Méduse.
Connaissez-vous l’histoire de Méduse, la gorgone qui, vivant recluse, fut traquée, puis tuée par Persée ? Laissez-moi vous la raconter comme peut-être vous ne l’avez jamais entendue.
Méduse était – dit-on – d’une beauté sans pareil. Tous les hommes et même les dieux voulaient d’elle. Or, par amour ou par vocation, c’est Athéna qui fut l’objet de sa dévotion. Mais les dieux comme les hommes, de ses refus ont fait fi, car comme ils disent : « non, ça veut dire oui ».
Protégée des humains dans un temple sacré, c’est Poséidon qui est venu la réclamer : « Dieu des rivières, fleuves et océans, je pourrais en un geste te réduire à néant. Nul être ne se refuse à moi, alors toi, pauvre femme, penses-tu ne serait-ce qu’en avoir le droit ? ». Et c’est ainsi que Méduse, contre son gré, fut dépossédée de son corps, dépossédée de son âme, dépossédée de sa foi, ici-même, dans le temple d’Athéna.
Athéna, furieuse qu’un Dieu ait bafoué son sanctuaire, son nom et ses pairs, au nom d’un quelconque plaisir de la chair, n’en attendait pas moins du dieu de la mer. Elle, déesse guerrière, fut désemparée de constater que sa protégée n’ait su que faire.
C’est à ce moment que se produit la métamorphose : « Je te donne le pouvoir de changer en pierre quiconque oserait te défier du regard. Plus jamais tu n’auras à baisser les yeux ni te soumettre à ces crevards ».
Depuis des siècles ce don est considéré comme une sanction, mais si l’on y repense à deux fois- cela reste entre vous et moi -, ne serait-ce pas plutôt une bénédiction ?
Imaginez un peu, le fléau que pourrait être une femme blessée, si son seul dessein était de se venger.

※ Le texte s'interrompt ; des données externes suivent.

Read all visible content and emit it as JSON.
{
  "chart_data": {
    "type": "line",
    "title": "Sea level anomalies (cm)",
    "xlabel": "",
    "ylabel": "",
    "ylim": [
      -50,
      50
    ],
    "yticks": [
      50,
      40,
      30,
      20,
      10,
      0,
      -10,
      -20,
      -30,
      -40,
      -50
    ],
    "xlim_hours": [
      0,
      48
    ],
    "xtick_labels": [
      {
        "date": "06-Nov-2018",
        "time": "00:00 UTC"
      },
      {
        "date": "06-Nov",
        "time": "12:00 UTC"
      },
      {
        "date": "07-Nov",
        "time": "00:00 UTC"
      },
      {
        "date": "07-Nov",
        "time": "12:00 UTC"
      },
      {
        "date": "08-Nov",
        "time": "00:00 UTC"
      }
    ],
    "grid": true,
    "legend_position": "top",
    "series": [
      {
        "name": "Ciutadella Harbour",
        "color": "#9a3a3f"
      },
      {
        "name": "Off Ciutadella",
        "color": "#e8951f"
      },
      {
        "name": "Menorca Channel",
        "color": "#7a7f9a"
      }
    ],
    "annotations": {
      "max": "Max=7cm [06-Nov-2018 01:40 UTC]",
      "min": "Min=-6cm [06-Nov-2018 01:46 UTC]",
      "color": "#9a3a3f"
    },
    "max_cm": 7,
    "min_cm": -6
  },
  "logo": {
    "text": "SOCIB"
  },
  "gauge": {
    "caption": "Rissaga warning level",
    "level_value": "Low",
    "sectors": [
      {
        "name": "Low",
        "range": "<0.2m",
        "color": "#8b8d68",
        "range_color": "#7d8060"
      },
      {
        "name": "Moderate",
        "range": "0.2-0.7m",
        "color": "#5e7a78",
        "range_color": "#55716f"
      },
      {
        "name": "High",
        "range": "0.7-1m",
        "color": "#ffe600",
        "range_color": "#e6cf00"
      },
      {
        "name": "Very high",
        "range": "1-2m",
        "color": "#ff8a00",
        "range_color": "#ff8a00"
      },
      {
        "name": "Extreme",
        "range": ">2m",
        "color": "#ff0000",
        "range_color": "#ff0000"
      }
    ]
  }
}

Imaginez un peu pouvoir visiter tous ceux qui un jour vous ont oppressée, insultée, forcée, agressée, violentée. Imaginez un peu être capable en un clin d’œil de les pétrifier. C’est eux, qui baisseraient les yeux.
Imaginez un peu, tous ces types, ces DSK, PPDA, Cantat, tous trembler de peur et d’effroi. Ces types-là, qui se prennent pour des dieux, c’est eux qui baisseraient les yeux. Les darons, les matons, les patrons, c’est eux qui baisseraient les yeux.
Leurs yeux baissés et nous, affranchies de leurs regards salaces, qu’elle serait douce notre liberté, tous les jours la vie de palace.
Bref, au final Méduse choisit de vivre seule et retranchée, puis chassée par Persée, la suite, vous la connaissez.
A sa mémoire, Athéna porte la tête de Méduse gravée sur son plastron. Guerrière pacifique au destin tragique, dans laquelle nous nous reconnaissons.
Alors à défaut de réellement les pétrifier et à condition d’être soudées, nous serons toutes Méduse et bientôt, bientôt, ils baisseront les yeux.